The use of renewable energy technologies is a key factor for sustainable development but their selection from several alternatives is a difficult task that relies on the careful assessment of relevant criteria. While Multiple Criteria Decision Making (MCDM) methods have been used successfully in various renewable energy technology selection problems, the decision process becomes more challenging when preferential judgements are made on the basis of non-homogenous and imprecise input data, and when there is uncertainty due to disparities among decision makers. This paper presents a hybrid MCDM method capable of overcoming these problems by taking into account quantitative and qualitative data under a probabilistic environment in the context of group decision making.
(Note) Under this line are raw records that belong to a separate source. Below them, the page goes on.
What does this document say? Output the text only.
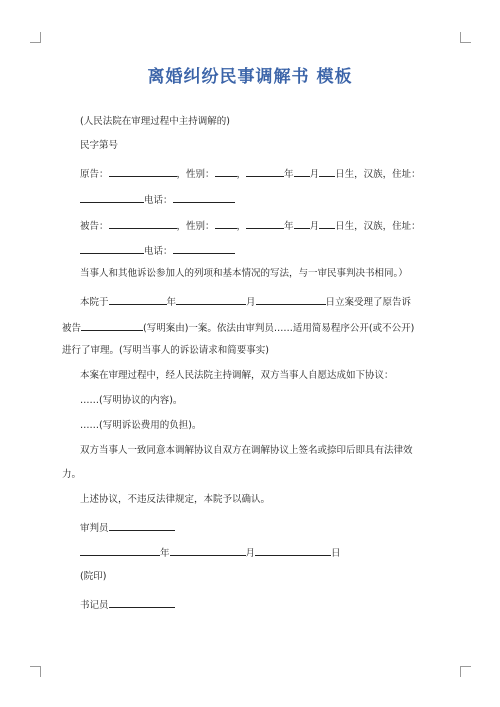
离婚纠纷民事调解书 模板
(人民法院在审理过程中主持调解的)
民字第号
原告：	，性别： ，	年 月 日生，汉族，住址：
电话：
被告：	，性别： ，	年 月 日生，汉族，住址：
电话：
当事人和其他诉讼参加人的列项和基本情况的写法，与一审民事判决书相同。）
本院于	年	月	日立案受理了原告诉
被告	(写明案由)一案。依法由审判员……适用简易程序公开(或不公开)
进行了审理。(写明当事人的诉讼请求和简要事实)
本案在审理过程中，经人民法院主持调解，双方当事人自愿达成如下协议：
……(写明协议的内容)。
……(写明诉讼费用的负担)。
双方当事人一致同意本调解协议自双方在调解协议上签名或捺印后即具有法律效
力。
上述协议，不违反法律规定，本院予以确认。
审判员
年	月	日
(院印)
书记员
In this method, qualitative data is fuzzified and used along with quantitative data to develop a hybrid model. A coefficient factor allows decision makers to vary the weight of each quantitative model so that the resultant criteria weights and overall alternatives’ scores consider both subjective considerations and objective information. An example is presented to showcase the usability of the method developed for ranking and evaluating renewable energy technologies in the mining industry. In addition, the impact of different coefficient factors on the final results was assessed by means of sensitivity analysis. The results indicate that the method developed is able to minimise the loss of valuable objective information, caused by the subjective bias of qualitative weights during the evaluations, by adjusting the coefficient factors of the hybrid model during the calculations.
Energy-generating technologies that depend on non-renewable fossil fuels result in significant environmental challenges, such as increasing greenhouse gas (GHG) emissions, which lead to climate change (Disli et al., 2016, Li et al., 2020). In response to these challenges, it is important to better exploit renewable energy technologies (e.g. wind and solar), which are low-cost, clean and sustainable (Cunden et al., 2020, Dincer, 2000).
The selection of renewable energy technologies is a complex and multidisciplinary problem that mainly refers to the performance of the technologies concerning multiple criteria such as environmental, social, technical and economic (Wu et al., 2018). In order to evaluate holistically and select the technologies that have a higher performance appropriately, decision makers need to have methodological tools that incorporate both quantitative and qualitative analyses of the multiple criteria. Decision makers should, therefore, make use of the best tools available to evaluate the performance criteria of renewable energy technologies. Choosing the best renewable energy technology to use among various alternatives considering conflicting criteria is thus considered a Multiple Criteria Decision Making (MCDM) problem (Büyüközkan & Güleryüz, 2017).
A hybrid MCDM method was proposed and was applied to the selection of renewable energy technologies in the mining industry, which faces an increase in energy demand as high grade ores are depleted and the demand for metals and minerals, including those required for renewable energy technologies, increases. The large scale of mining operations makes it very important to consider renewable energy options in order to contribute to the sustainability of the operations.
Three renewable technology alternatives, namely onshore wind, concentrated solar power, and solar photovoltaic, were assessed taking into account both subjective considerations and objective information with respect to five sustainability criteria. The selected criteria were potential total power generation, GHG emissions, area requirement, levelised energy cost, and prospective jobs creation. An objective weight was obtained using data compiled from the literature, whereas a subjective weight was obtained from the judgements and preferences of four experts. The proposed method was then employed to compute the criteria weights and the alternatives' scores.